Hallowed Be Your Name

Many if not all will recognize this phrase from the Lord’s Prayer. Found in both the Gospel of Matthew and Luke, it is part of Jesus’s reply to his disciples’ request that he teach them how to pray as John the Baptizer had taught his disciples to pray. Not a bad thing, I think, to seek instruction in prayer even when we are well schooled and well practiced in a variety of prayer forms.

My strong guess is that his disciples already knew what prayer was, how to pray in some form, and were sustaining an active daily prayer life. These were, after all, devout Jews looking for the coming Messiah who he called to follow him. They went to the synagogue on the Sabbath and observed the major Jewish religious holidays. So even being good observant praying Jews, they still looked for more.

Maybe that is enough for us now in this letter? Just the message to keep going and search for new and deeper ways of being in covenant relationship with God through prayer. Go for it!

Jesus begins by saying, “Our Father.” So far, so good, in identifying to whom you are addressing your prayer. I like that our prayer book says “... we are bold to say ... ” as an introduction to the Lord’s Prayer in our Eucharistic prayer. We are bold to say that God is “Our Father.”

And now, we pause and meditate on that because while Jesus continues on with the rest of the prayer, we should, as I am sure his disciples did that night and days after, consider what that means. Yes, we are claiming God as a parent and ourselves as children, and in doing so we are identifying ourselves as brothers and sisters of Jesus. He did say it first, and coming from him it must be true. But the other thing we might meditate upon in that moment concerns who it is that we are bold to claim as Father. What is this Father like, what has this Father done, and what do we ask of this Father as children might expect?

There is a wonderful collect for Advent 3 that says “Stir up your power, O Lord, and with great might come among us; and, because we are sorely hindered by our sins, let your bountiful grace and mercy speedily help and deliver us; through Jesus Christ our Lord, to whom, with you and the Holy Spirit, be honor and glory, now and for ever. Amen.”

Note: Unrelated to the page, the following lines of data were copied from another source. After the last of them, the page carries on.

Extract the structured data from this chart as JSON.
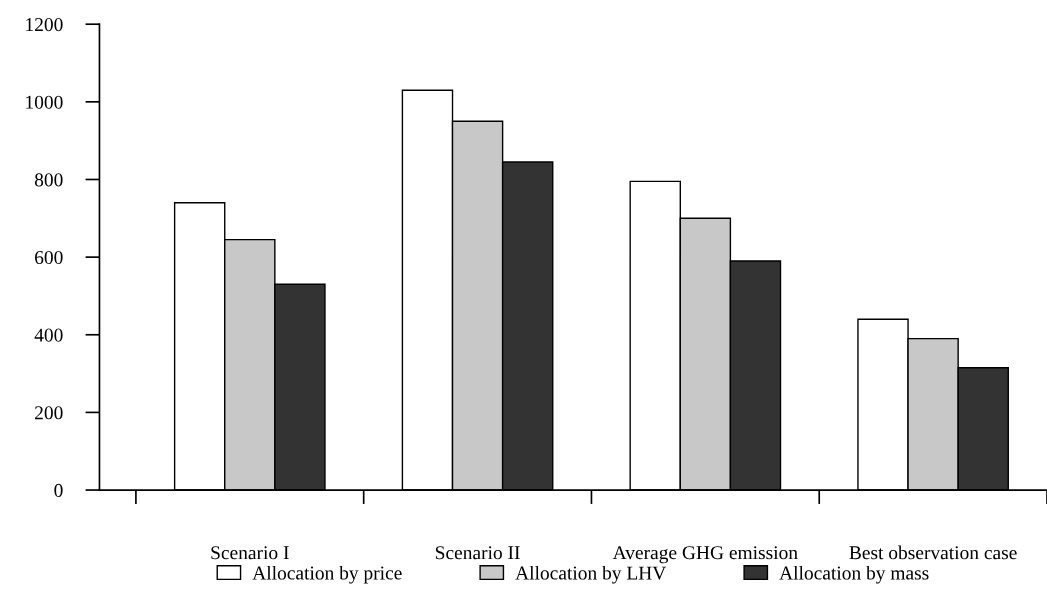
{
  "chart_data": {
    "type": "bar",
    "categories": [
      "Scenario I",
      "Scenario II",
      "Average GHG emission",
      "Best observation case"
    ],
    "series": [
      {
        "name": "Allocation by price",
        "color": "#ffffff",
        "values": [
          740,
          1030,
          795,
          440
        ]
      },
      {
        "name": "Allocation by LHV",
        "color": "#c8c8c8",
        "values": [
          645,
          950,
          700,
          390
        ]
      },
      {
        "name": "Allocation by mass",
        "color": "#333333",
        "values": [
          530,
          845,
          590,
          315
        ]
      }
    ],
    "ylim": [
      0,
      1200
    ],
    "yticks": [
      0,
      200,
      400,
      600,
      800,
      1000,
      1200
    ],
    "grid": false,
    "legend": "bottom"
  }
}
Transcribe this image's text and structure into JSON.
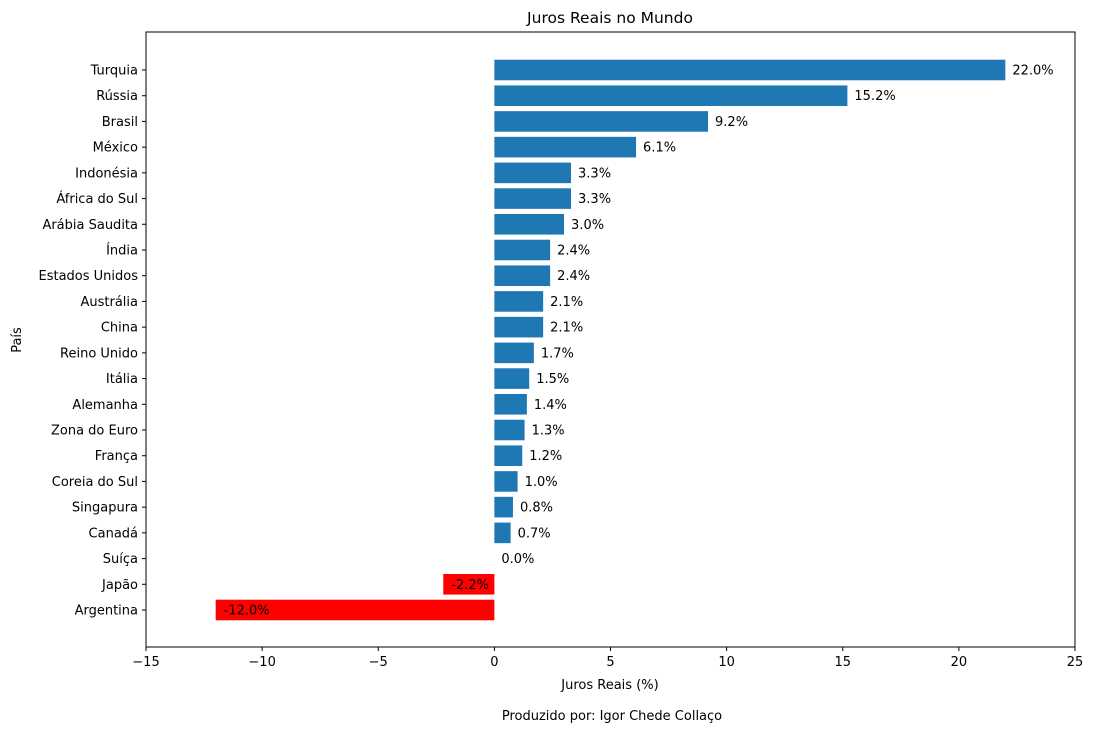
{
  "chart_data": {
    "type": "bar",
    "orientation": "horizontal",
    "title": "Juros Reais no Mundo",
    "xlabel": "Juros Reais (%)",
    "ylabel": "País",
    "xlim": [
      -15,
      25
    ],
    "xticks": [
      -15,
      -10,
      -5,
      0,
      5,
      10,
      15,
      20,
      25
    ],
    "xtick_labels": [
      "−15",
      "−10",
      "−5",
      "0",
      "5",
      "10",
      "15",
      "20",
      "25"
    ],
    "grid": false,
    "legend": "none",
    "categories": [
      "Turquia",
      "Rússia",
      "Brasil",
      "México",
      "Indonésia",
      "África do Sul",
      "Arábia Saudita",
      "Índia",
      "Estados Unidos",
      "Austrália",
      "China",
      "Reino Unido",
      "Itália",
      "Alemanha",
      "Zona do Euro",
      "França",
      "Coreia do Sul",
      "Singapura",
      "Canadá",
      "Suíça",
      "Japão",
      "Argentina"
    ],
    "values": [
      22.0,
      15.2,
      9.2,
      6.1,
      3.3,
      3.3,
      3.0,
      2.4,
      2.4,
      2.1,
      2.1,
      1.7,
      1.5,
      1.4,
      1.3,
      1.2,
      1.0,
      0.8,
      0.7,
      0.0,
      -2.2,
      -12.0
    ],
    "data_labels": [
      "22.0%",
      "15.2%",
      "9.2%",
      "6.1%",
      "3.3%",
      "3.3%",
      "3.0%",
      "2.4%",
      "2.4%",
      "2.1%",
      "2.1%",
      "1.7%",
      "1.5%",
      "1.4%",
      "1.3%",
      "1.2%",
      "1.0%",
      "0.8%",
      "0.7%",
      "0.0%",
      "-2.2%",
      "-12.0%"
    ],
    "colors": {
      "positive": "#1f77b4",
      "negative": "#ff0000"
    }
  },
  "footer": {
    "credit": "Produzido por: Igor Chede Collaço"
  }
}
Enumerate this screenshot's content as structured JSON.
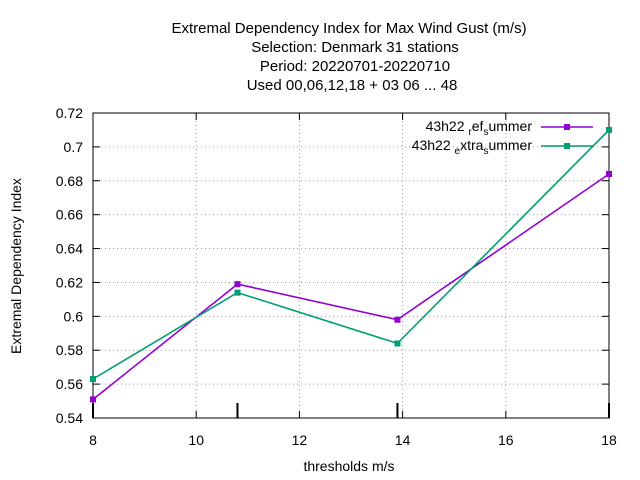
{
  "chart_data": {
    "type": "line",
    "title_lines": [
      "Extremal Dependency Index  for Max Wind Gust (m/s)",
      "Selection: Denmark     31 stations",
      "Period: 20220701-20220710",
      "Used  00,06,12,18  + 03 06 ... 48"
    ],
    "xlabel": "thresholds m/s",
    "ylabel": "Extremal Dependency Index",
    "xlim": [
      8,
      18
    ],
    "ylim": [
      0.54,
      0.72
    ],
    "xticks": [
      8,
      10,
      12,
      14,
      16,
      18
    ],
    "yticks": [
      0.54,
      0.56,
      0.58,
      0.6,
      0.62,
      0.64,
      0.66,
      0.68,
      0.7,
      0.72
    ],
    "ytick_labels": [
      "0.54",
      "0.56",
      "0.58",
      "0.6",
      "0.62",
      "0.64",
      "0.66",
      "0.68",
      "0.7",
      "0.72"
    ],
    "grid": true,
    "legend_position": "top-right",
    "threshold_marks": [
      8,
      10.8,
      13.9,
      18
    ],
    "series": [
      {
        "name": "43h22 ref summer",
        "legend_text": {
          "base": "43h22 ",
          "sub1": "r",
          "mid": "ef",
          "sub2": "s",
          "tail": "ummer"
        },
        "color": "#9400d3",
        "x": [
          8,
          10.8,
          13.9,
          18
        ],
        "y": [
          0.551,
          0.619,
          0.598,
          0.684
        ]
      },
      {
        "name": "43h22 extra summer",
        "legend_text": {
          "base": "43h22 ",
          "sub1": "e",
          "mid": "xtra",
          "sub2": "s",
          "tail": "ummer"
        },
        "color": "#009e73",
        "x": [
          8,
          10.8,
          13.9,
          18
        ],
        "y": [
          0.563,
          0.614,
          0.584,
          0.71
        ]
      }
    ]
  }
}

Here is a petition to God to act like God and do what only God can do. Likewise, in the Old Testament one can find again and again petitions by God’s people for God to act like God against those who say their God is sleeping, weak, has abandoned them, and so forth. I can imagine someone once praying during the exile, “Dear God, those Babylonians are mocking us for trusting in you. Do not let us be shamed for our faith. Rise up and defend your name.”

This is what we see in the Lord’s Prayer. Jesus teaches his disciples to ask God to be God. “Hallowed be your name” are not words of praise as they sounded to me for most of my years, but mean more like “God, make your name to be hallowed, to be respected, to be honored.” It is a plea that God act like God and in doing so defend his good name and reputation. And then you get the rest of the prayer.

But think, what would be needful if God did rise up and hallowed his name? The rest of what we pray for really is fulfilled in that petition: the full realization of God’s will being done on earth, everyone having their daily bread, everyone reconciled to God and neighbor, no more evil in the world.

I encourage you to think more about what “Hallowed be your name” means to you and for you, and in your prayers during this season of prayer, what you pray God would do to hallow his name.